Evaluating Regression Test Selection Opportunities in a Very Large Open-Source Ecosystem
Document Type
Conference
Source
2018 IEEE 29th International Symposium on Software Reliability Engineering (ISSRE) ISSRE Software Reliability Engineering (ISSRE), 2018 IEEE 29th International Symposium on. :112-122 Oct, 2018
Subject
Computing and Processing
Libraries
Ecosystems
Testing
Google
Open source software
Industries
Regression Testing
Regression Test Selection
Ecosystem Testing
Language
ISSN
2332-6549
Abstract
Regression testing in very large software ecosystems is notoriously costly, requiring computational resources that even large corporations struggle to cope with. Very large ecosystems contain thousands of rapidly evolving, interconnected projects where client projects transitively depend on library projects. Regression test selection (RTS) reduces regression testing costs by rerunning only tests whose pass/fail behavior may flip after code changes.
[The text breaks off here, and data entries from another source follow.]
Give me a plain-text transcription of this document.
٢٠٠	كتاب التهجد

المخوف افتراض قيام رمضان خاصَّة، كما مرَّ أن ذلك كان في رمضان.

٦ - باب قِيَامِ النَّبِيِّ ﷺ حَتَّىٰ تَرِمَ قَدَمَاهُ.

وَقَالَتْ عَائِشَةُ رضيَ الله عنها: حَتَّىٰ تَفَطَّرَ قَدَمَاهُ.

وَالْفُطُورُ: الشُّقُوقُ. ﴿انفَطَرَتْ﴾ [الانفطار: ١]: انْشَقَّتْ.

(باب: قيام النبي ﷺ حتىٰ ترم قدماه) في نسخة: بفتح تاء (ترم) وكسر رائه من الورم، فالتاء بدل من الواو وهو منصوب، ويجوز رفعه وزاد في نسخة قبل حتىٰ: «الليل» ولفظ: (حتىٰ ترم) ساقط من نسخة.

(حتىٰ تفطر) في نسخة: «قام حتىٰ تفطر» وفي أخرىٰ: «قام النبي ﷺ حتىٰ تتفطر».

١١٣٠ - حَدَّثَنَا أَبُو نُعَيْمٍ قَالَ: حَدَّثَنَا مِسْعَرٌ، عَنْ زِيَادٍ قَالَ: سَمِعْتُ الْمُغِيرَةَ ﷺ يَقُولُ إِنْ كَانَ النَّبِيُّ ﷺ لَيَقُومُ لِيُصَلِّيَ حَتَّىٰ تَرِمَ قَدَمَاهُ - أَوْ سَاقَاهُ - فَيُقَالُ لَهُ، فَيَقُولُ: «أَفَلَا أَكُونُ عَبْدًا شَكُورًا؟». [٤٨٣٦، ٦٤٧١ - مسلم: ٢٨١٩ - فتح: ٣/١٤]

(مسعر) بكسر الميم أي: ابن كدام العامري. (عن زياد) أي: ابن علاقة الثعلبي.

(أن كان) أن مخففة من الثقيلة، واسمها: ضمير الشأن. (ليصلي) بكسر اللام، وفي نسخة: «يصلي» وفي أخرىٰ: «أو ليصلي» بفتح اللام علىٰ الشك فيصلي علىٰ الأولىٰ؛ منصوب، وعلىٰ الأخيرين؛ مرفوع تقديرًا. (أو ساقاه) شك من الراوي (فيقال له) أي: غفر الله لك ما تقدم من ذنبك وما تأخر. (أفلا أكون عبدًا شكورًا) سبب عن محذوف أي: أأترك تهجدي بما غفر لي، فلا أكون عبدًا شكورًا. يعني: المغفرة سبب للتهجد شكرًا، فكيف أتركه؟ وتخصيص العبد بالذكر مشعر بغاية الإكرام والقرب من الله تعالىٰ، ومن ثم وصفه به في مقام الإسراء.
For single projects, researchers showed that class-level RTS is more effective than lower method-or statement-level RTS. Meanwhile, several very large ecosystems in industry, e.g., at Facebook, Google, and Microsoft, perform project-level RTS, rerunning tests in a changed library and in all its transitive clients. However, there was no previous study of the comparative benefits of class-level and project-level RTS in such ecosystems. We evaluate RTS opportunities in the MAVEN Central opensource ecosystem. There, some popular libraries have up to 924589 clients; in turn, clients can depend on up to 11190 libraries. We sampled 408 popular projects and found that 202 (almost half) cannot update to latest library versions without breaking compilation or tests. If developers want to detect these breakages earlier, they need to run very many tests. We compared four variants of class-level RTS with project-level RTS in MAVEN Central. The results showed that class-level RTS may be an order of magnitude less costly than project-level RTS in very large ecosystems. Specifically, various class-level RTS variants select, on average, 7.8%-17.4% of tests selected by project-level RTS.